Pour débuter cette nouvelle rentrée scolaire, j'ai décidé de prendre une joyeuse résolution : me rappeler tous les jours la première des quatre fins dernières dont il faut toujours se souvenir – la Mort. Cette idée m'a été inspirée par l'un des personnages de
Memento Mori après l'avoir lu dire :
«- Il est difficile, […] pour les personnes d'un âge avancé, de commencer à se rappeler qu'elles doivent mourir. Il vaut mieux prendre cette habitude dès la jeunesse. »
Peut-être ne deviendrais-je jamais « vieille » (et après avoir lu
Memento Mori, on le souhaiterais presque), mais dans le doute, je préfère m'habituer à l'idée de ma mort dès à présent.
Est-ce que cela fonctionnera ? L'idée de la mort, en tant que mort personnelle, non conceptuelle et vécue dans l'instant de la réalité, semble ne jamais pouvoir s'implanter réellement dans une conscience. Un joyeux petit plaisantin en a fait l'expérience. Il ne cesse de passer des coups de téléphone à Charmian, Godfrey et leurs autres congénères du troisième âge, déambulateurs en mains et dentiers en mâchoires, pour leur rappeler quotidiennement cette vérité : « Rappelez-vous qu'il faut mourir ».
Plus que le message en lui-même, ce sont la régularité de ces appels, l'anonymat de l'interlocuteur et l'incompréhension de ses motivations qui perturbent ces seniors de la meilleure société londonienne. Pourtant, la menace proférée dans le message s'exécute bientôt, et les uns à la suite des autres, les victimes de ces appels téléphoniques meurent. Actes criminels, ou morts naturelles ? A quatre-vingts ans passés et parfois même largement révolus, cela n'a rien d'étonnant. Se met alors en branle la formidable valse des testaments. Les légataires se livrent des batailles silencieuses pendant que les vieux passent leurs derniers jours à se triturer la cervelle pour savoir qui de leur entourage mérite la plus grosse part du gâteau.
Aucun personnage de ce livre ne semble oublier la mort. Elle fait office de conversation quotidienne, et on place le sujet au milieu de deux évocations évasives, autour d'une tasse de thé. La mort, complètement décomplexée, donne tout d'abord un ton burlesque au livre de
Muriel Spark, mais son intérêt s'effrite rapidement lorsque le lecteur finit par comprendre que ce qu'il avait pris pour la transgression absolue d'un tabou n'est en fait qu'une confusion : les seniors de
Memento Mori n'ont pas conscience que la mort les fera véritablement mourir. Leurs échanges réguliers autour de la question ne sont qu'une façon de dédramatiser cet évènement, et ils le font si efficacement que l'ennui de la question ne tarde pas à se propager entre les pages du livre. La mort, oui ? Et alors ?
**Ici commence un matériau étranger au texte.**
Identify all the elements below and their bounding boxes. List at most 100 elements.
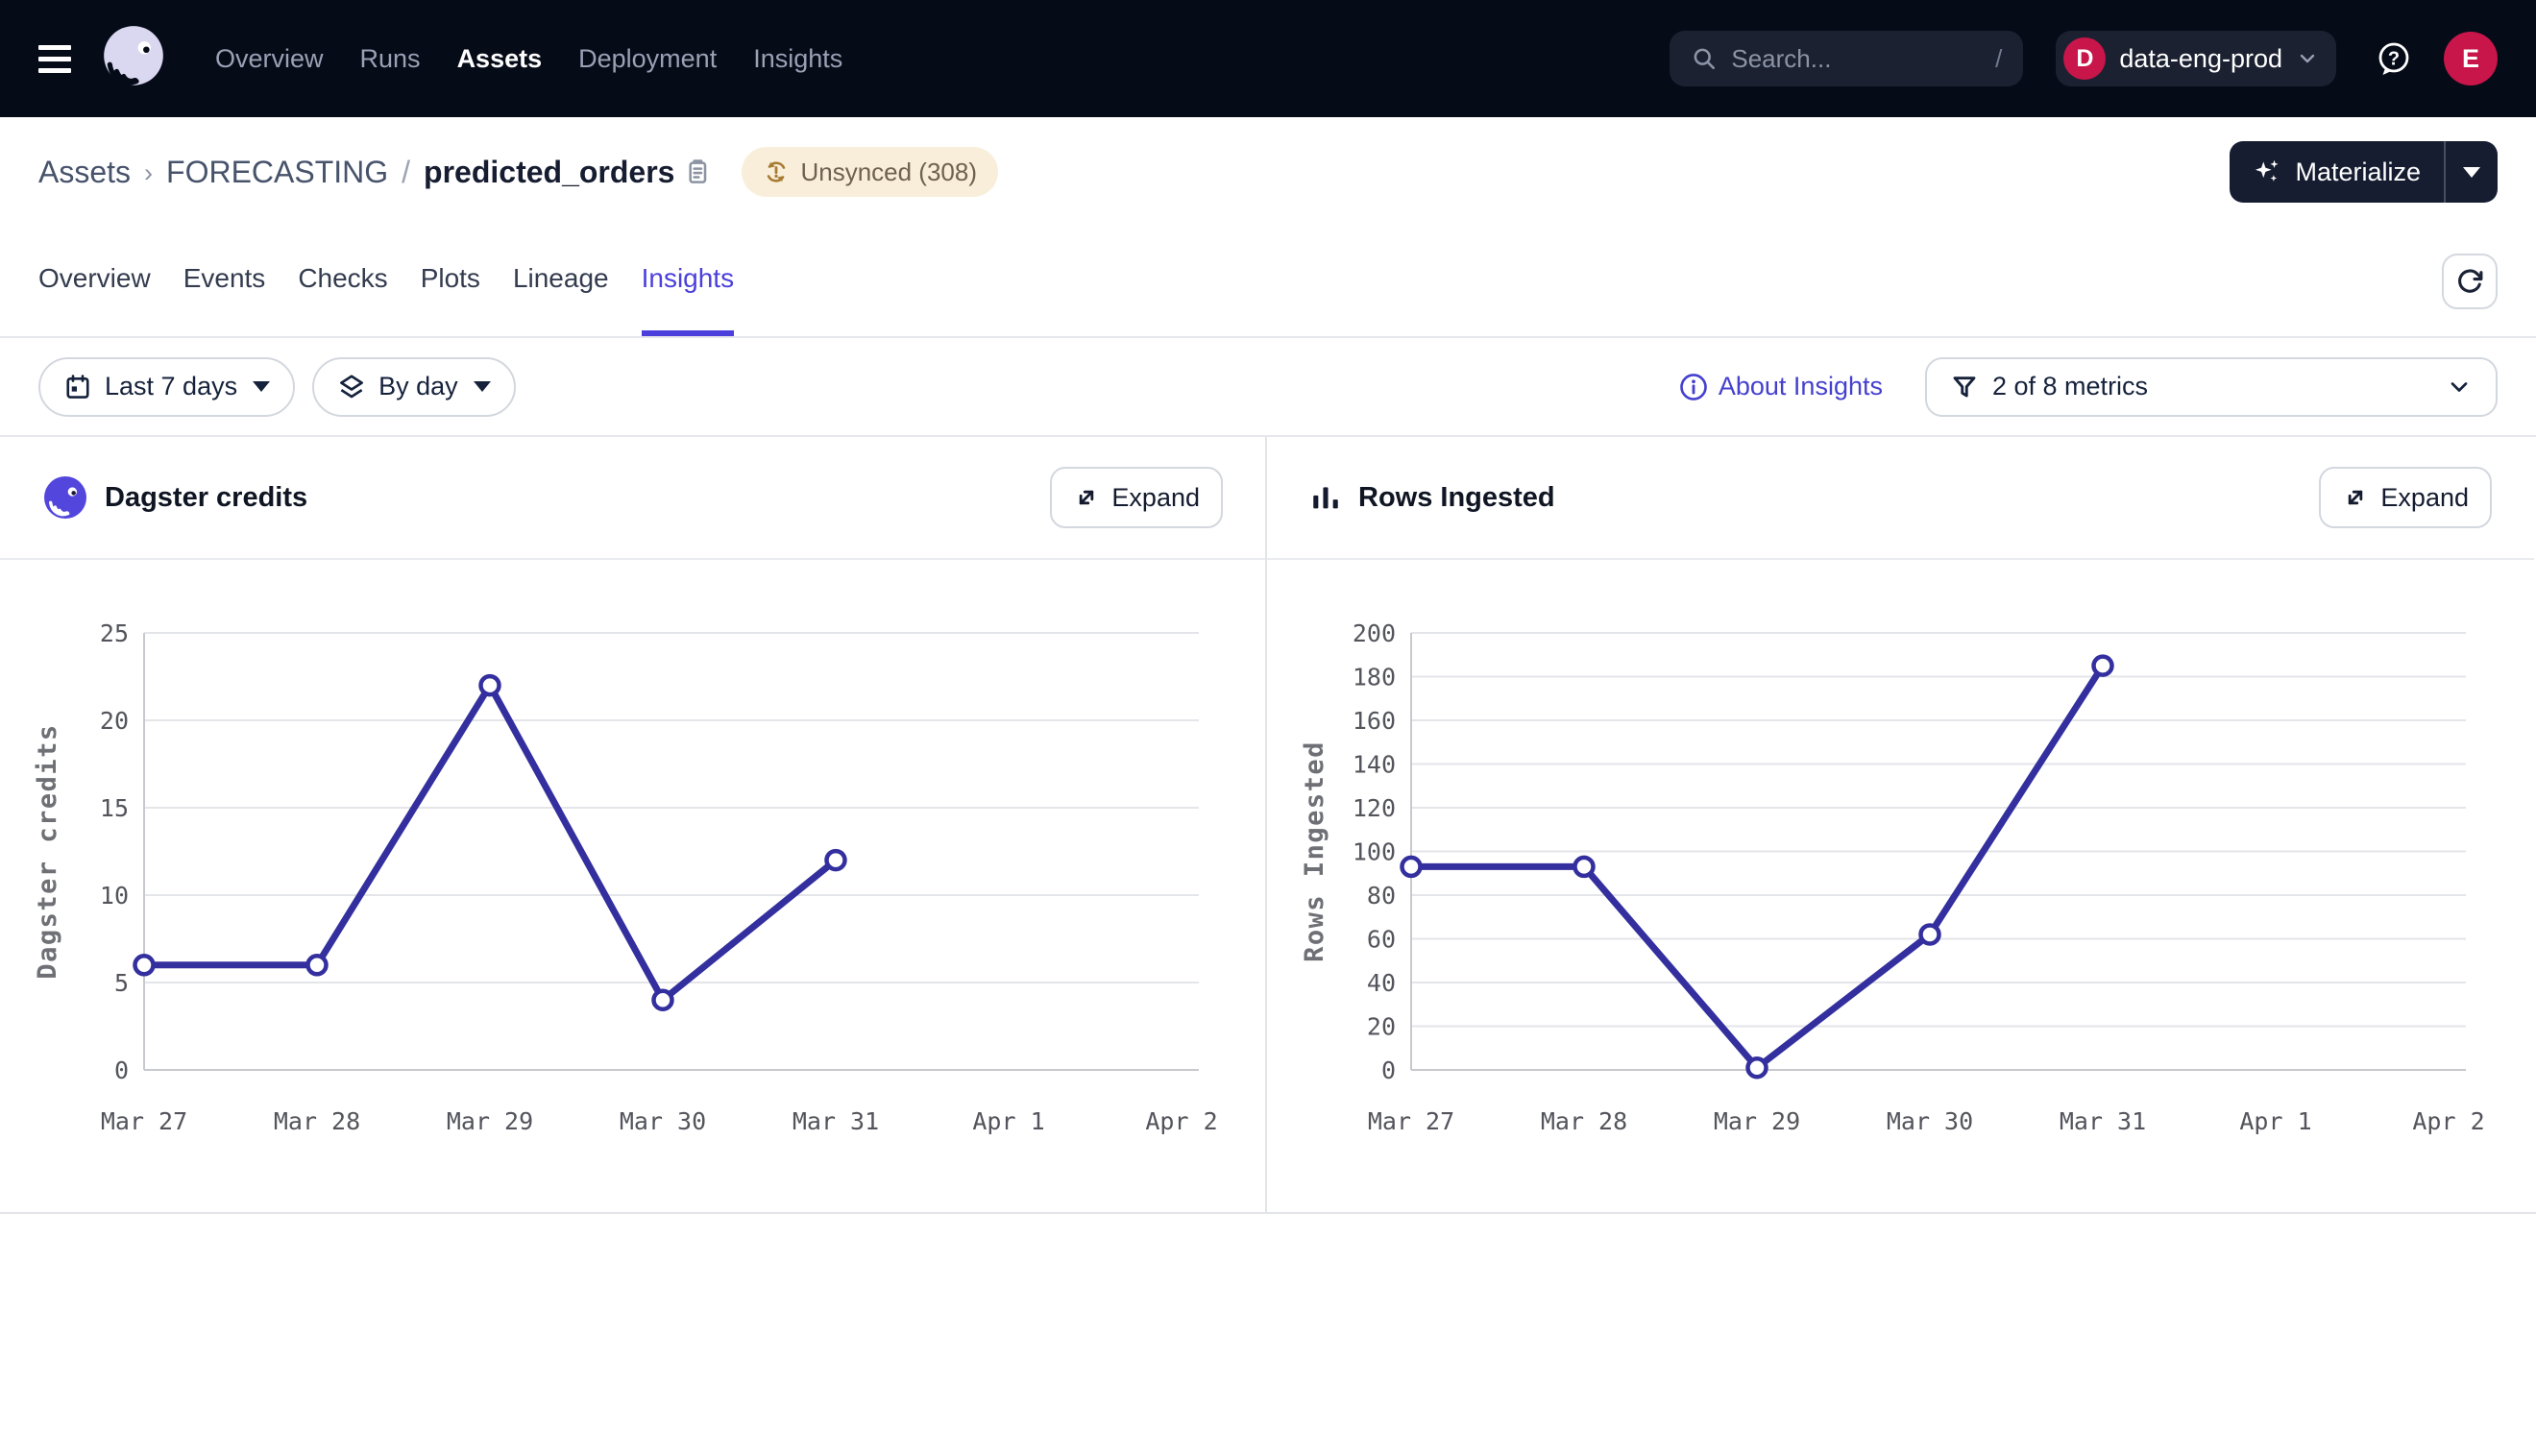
metric-card-header: Rows Ingested Expand: [1267, 437, 2534, 560]
data-point: [827, 851, 845, 869]
chart-area: 0510152025Mar 27Mar 28Mar 29Mar 30Mar 31…: [0, 560, 1265, 1212]
x-tick-label: Apr 2: [1145, 1107, 1217, 1135]
expand-icon: [1073, 484, 1100, 511]
data-point: [481, 676, 500, 694]
y-tick-label: 10: [100, 882, 129, 910]
data-point: [1921, 925, 1939, 943]
y-axis-title: Rows Ingested: [1300, 740, 1329, 962]
refresh-icon: [2455, 267, 2484, 296]
x-tick-label: Mar 29: [1714, 1107, 1800, 1135]
y-tick-label: 140: [1353, 751, 1396, 779]
nav-item-insights[interactable]: Insights: [753, 44, 842, 74]
y-tick-label: 120: [1353, 794, 1396, 822]
x-tick-label: Mar 31: [2060, 1107, 2146, 1135]
help-button[interactable]: ?: [2373, 37, 2415, 80]
data-point: [2094, 657, 2112, 675]
status-badge-label: Unsynced (308): [800, 158, 977, 187]
expand-label: Expand: [2380, 483, 2469, 513]
data-point: [1575, 858, 1594, 876]
granularity-filter[interactable]: By day: [312, 357, 516, 417]
filter-funnel-icon: [1950, 373, 1979, 401]
breadcrumb-group-link[interactable]: FORECASTING: [166, 155, 388, 190]
search-shortcut-key: /: [1995, 44, 2002, 74]
y-tick-label: 5: [114, 969, 129, 997]
search-input[interactable]: Search... /: [1670, 31, 2023, 86]
breadcrumb-slash: /: [402, 155, 410, 190]
metric-card-rows-ingested: Rows Ingested Expand 0204060801001201401…: [1267, 437, 2534, 1212]
metric-card-title: Rows Ingested: [1358, 482, 1555, 514]
search-placeholder: Search...: [1731, 44, 1982, 74]
tab-events[interactable]: Events: [183, 227, 266, 336]
metric-card-header: Dagster credits Expand: [0, 437, 1265, 560]
tab-checks[interactable]: Checks: [298, 227, 387, 336]
asset-tabs: Overview Events Checks Plots Lineage Ins…: [38, 227, 734, 336]
data-point: [1748, 1058, 1767, 1077]
y-tick-label: 15: [100, 794, 129, 822]
svg-text:?: ?: [2388, 49, 2400, 70]
hamburger-menu-icon[interactable]: [38, 45, 73, 73]
deployment-switcher[interactable]: D data-eng-prod: [2056, 31, 2336, 86]
bar-chart-icon: [1309, 481, 1342, 514]
metrics-select-value: 2 of 8 metrics: [1992, 372, 2148, 401]
tab-overview[interactable]: Overview: [38, 227, 151, 336]
date-range-filter[interactable]: Last 7 days: [38, 357, 295, 417]
nav-item-runs[interactable]: Runs: [360, 44, 421, 74]
nav-item-assets[interactable]: Assets: [457, 44, 543, 74]
materialize-split-button: Materialize: [2230, 141, 2498, 203]
series-line: [1411, 666, 2103, 1068]
expand-button[interactable]: Expand: [1050, 467, 1223, 528]
y-tick-label: 160: [1353, 707, 1396, 735]
x-tick-label: Mar 28: [1541, 1107, 1627, 1135]
materialize-label: Materialize: [2295, 158, 2421, 187]
calendar-icon: [63, 373, 92, 401]
top-nav-bar: Overview Runs Assets Deployment Insights…: [0, 0, 2536, 117]
y-tick-label: 100: [1353, 838, 1396, 866]
materialize-button[interactable]: Materialize: [2230, 141, 2444, 203]
x-tick-label: Mar 30: [1887, 1107, 1973, 1135]
data-point: [135, 956, 154, 974]
y-tick-label: 0: [1381, 1056, 1396, 1084]
expand-label: Expand: [1111, 483, 1200, 513]
chart-area: 020406080100120140160180200Mar 27Mar 28M…: [1267, 560, 2534, 1212]
breadcrumb: Assets › FORECASTING / predicted_orders: [38, 155, 674, 190]
about-insights-link[interactable]: About Insights: [1679, 372, 1883, 401]
x-tick-label: Mar 28: [274, 1107, 360, 1135]
x-tick-label: Mar 29: [447, 1107, 533, 1135]
line-chart-svg: 020406080100120140160180200Mar 27Mar 28M…: [1267, 593, 2534, 1178]
x-tick-label: Mar 31: [792, 1107, 879, 1135]
deployment-name: data-eng-prod: [2119, 44, 2282, 74]
nav-item-deployment[interactable]: Deployment: [578, 44, 717, 74]
tab-insights[interactable]: Insights: [642, 227, 735, 336]
y-tick-label: 60: [1367, 926, 1396, 954]
nav-item-overview[interactable]: Overview: [215, 44, 324, 74]
materialize-dropdown-button[interactable]: [2444, 141, 2498, 203]
metric-card-dagster-credits: Dagster credits Expand 0510152025Mar 27M…: [0, 437, 1267, 1212]
metric-card-title: Dagster credits: [105, 482, 307, 514]
user-avatar[interactable]: E: [2444, 32, 2498, 85]
copy-asset-name-button[interactable]: [682, 157, 713, 187]
caret-down-icon: [474, 381, 491, 392]
unsynced-icon: [763, 158, 790, 185]
asset-tabs-row: Overview Events Checks Plots Lineage Ins…: [0, 227, 2536, 338]
status-badge[interactable]: Unsynced (308): [742, 147, 998, 197]
sparkle-icon: [2253, 158, 2281, 186]
tab-lineage[interactable]: Lineage: [513, 227, 609, 336]
data-point: [308, 956, 327, 974]
breadcrumb-chevron: ›: [144, 156, 153, 188]
help-icon: ?: [2373, 37, 2415, 80]
series-line: [144, 686, 836, 1001]
data-point: [1402, 858, 1421, 876]
deployment-initial-badge: D: [2063, 37, 2106, 80]
y-tick-label: 20: [100, 707, 129, 735]
dagster-logo-icon[interactable]: [98, 23, 169, 94]
tab-plots[interactable]: Plots: [421, 227, 480, 336]
x-tick-label: Apr 1: [2239, 1107, 2311, 1135]
date-range-label: Last 7 days: [105, 372, 237, 401]
data-point: [654, 991, 672, 1009]
line-chart-svg: 0510152025Mar 27Mar 28Mar 29Mar 30Mar 31…: [0, 593, 1267, 1178]
refresh-button[interactable]: [2442, 254, 2498, 309]
clipboard-icon: [682, 157, 713, 187]
breadcrumb-assets-link[interactable]: Assets: [38, 155, 131, 190]
metrics-select[interactable]: 2 of 8 metrics: [1925, 357, 2498, 417]
expand-button[interactable]: Expand: [2319, 467, 2492, 528]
Les vivants sont beaucoup plus drôles, surtout lorsqu'ils passent à travers le scalpel descriptif de
Muriel Spark. Intransigeante, elle ne se pare ni de tendresse, ni de condescendance pour dresser le portrait d'un troisième âge qui semble défini par le caprice et l'irrationalité. Devant ces tableaux de pensionnaires de maisons de retraite, le credo du «
Memento Mori » ne semble plus vraiment effrayant. N'est-il pas beaucoup plus contraignant d'arriver à un âge où folie et sénilité se confondent ? C'est à ce moment-là qu'on comprend que le petit plaisantin à l'origine des appels téléphoniques anonymes n'était pas un contempteur de l'humanité, mais bien au contraire un philanthrope désireux de libérer les plus vieux spécimens de l'espèce humaine de leur condition dégradante.
Pas tendre du tout sans être particulièrement drôle,
Memento Mori laisse une impression terne de lassitude, projeté à l'arrière-plan d'une banalité éternelle.